Elsewhere in the developing world, particularly in sub-Saharan Africa, governments and health workers have forgone internationally controlled substances entirely. Instead, they make use of ketamine, a dissociative analgesic that remains unscheduled internationally despite efforts from China to restrict it.
Even after the passage of the UNGASS outcome document and efforts to increase awareness about access to pain medication, the overprescription of opioids in the US threatens to once more to create a stigma. The pharmaceutical company behind OxyContin claimed the drug was non-addictive, leading doctors to prescribe it and other opioids at levels far beyond what many palliative care experts consider appropriate. In 2014, more than 14,000 Americans died from overdoses of prescription opioids alone.
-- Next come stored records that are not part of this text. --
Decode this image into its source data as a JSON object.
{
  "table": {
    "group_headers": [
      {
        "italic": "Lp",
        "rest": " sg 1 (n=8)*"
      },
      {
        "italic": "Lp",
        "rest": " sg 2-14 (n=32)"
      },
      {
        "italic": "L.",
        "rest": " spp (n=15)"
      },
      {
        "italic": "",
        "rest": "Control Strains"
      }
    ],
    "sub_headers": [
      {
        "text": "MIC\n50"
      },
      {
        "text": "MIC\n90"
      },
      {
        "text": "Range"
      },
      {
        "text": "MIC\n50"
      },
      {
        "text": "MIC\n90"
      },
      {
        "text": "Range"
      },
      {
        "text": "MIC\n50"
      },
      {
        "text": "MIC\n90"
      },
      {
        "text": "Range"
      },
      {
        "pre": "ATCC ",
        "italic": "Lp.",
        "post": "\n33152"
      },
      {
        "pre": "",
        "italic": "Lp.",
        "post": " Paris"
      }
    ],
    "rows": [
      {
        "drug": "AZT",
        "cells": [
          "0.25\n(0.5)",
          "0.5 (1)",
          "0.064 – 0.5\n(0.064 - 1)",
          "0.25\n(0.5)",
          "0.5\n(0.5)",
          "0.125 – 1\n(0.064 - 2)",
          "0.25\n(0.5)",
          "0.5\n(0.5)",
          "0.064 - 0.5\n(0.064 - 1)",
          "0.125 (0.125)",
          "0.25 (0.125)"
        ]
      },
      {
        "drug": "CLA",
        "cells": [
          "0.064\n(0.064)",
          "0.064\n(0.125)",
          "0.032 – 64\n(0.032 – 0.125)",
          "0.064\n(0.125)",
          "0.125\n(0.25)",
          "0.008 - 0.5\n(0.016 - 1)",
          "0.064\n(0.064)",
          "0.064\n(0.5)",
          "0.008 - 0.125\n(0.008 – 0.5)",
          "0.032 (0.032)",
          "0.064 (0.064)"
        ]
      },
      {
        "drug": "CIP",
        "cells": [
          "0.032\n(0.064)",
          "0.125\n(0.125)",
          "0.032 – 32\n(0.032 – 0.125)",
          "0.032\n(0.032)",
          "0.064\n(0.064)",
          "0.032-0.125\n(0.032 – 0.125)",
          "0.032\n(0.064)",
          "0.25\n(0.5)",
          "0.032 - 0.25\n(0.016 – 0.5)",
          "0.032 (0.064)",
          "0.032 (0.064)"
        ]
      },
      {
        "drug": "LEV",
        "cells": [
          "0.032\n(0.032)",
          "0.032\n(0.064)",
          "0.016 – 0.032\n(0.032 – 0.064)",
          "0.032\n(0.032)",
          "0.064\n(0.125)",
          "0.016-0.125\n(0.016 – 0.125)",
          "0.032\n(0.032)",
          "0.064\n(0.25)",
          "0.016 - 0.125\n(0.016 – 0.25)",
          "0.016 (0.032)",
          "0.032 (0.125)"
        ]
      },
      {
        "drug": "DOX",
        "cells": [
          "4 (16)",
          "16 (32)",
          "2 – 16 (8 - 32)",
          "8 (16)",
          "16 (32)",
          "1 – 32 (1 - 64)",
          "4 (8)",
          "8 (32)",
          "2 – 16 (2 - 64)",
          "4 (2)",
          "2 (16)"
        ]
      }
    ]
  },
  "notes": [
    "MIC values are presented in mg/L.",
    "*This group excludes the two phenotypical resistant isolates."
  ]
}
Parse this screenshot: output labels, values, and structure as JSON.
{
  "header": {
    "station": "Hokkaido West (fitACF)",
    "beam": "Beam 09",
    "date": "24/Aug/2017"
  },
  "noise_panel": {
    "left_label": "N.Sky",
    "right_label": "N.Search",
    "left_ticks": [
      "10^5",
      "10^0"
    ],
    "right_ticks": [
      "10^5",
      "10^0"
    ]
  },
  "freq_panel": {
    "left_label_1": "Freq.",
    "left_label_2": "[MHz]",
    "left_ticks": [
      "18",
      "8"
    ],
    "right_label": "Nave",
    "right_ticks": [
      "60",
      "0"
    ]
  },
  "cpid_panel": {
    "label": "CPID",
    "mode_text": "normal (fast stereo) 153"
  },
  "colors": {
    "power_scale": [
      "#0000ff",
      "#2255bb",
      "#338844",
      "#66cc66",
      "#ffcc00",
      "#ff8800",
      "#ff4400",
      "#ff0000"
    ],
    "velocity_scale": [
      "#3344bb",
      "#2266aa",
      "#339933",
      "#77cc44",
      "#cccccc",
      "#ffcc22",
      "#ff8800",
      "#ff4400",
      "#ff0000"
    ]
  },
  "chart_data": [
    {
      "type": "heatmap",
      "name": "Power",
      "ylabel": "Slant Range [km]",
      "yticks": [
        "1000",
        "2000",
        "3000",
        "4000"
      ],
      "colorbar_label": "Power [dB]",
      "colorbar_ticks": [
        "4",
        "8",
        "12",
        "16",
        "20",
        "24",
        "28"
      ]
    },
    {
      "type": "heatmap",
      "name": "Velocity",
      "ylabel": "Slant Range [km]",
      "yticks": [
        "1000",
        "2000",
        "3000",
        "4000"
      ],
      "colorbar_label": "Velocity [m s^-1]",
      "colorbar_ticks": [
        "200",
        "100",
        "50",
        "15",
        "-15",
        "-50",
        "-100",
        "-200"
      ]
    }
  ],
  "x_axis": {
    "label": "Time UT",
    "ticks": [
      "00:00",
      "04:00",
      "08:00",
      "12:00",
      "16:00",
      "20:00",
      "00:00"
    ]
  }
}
Beterame says it's much easier for wealthy countries like the US to curtail overprescription than it is for a state like India to ramp up distribution of morphine. "I do not see in the US that there will be an epidemic of pain that will go unattended," he said.
Meanwhile, in India, despite the 2014 reforms, doctors are still largely in the dark about pain management.
"I studied medicine in a proper, authorized institution," said Vallath. "I never heard the words 'palliative care' except by chance from someone who had exposure to it. I didn't get it from the institution where I got my training, and even today, when I speak to medical colleges today, it's a new term for them."
Recalling the woman who visited her office and later died, Vallath said she felt emotional when the husband expressed his gratitude for her help and became motivated to pursue palliative care.
"She probably went back to suffering," said Vallath. "It's so terrible to know how thankful they were for those few hours."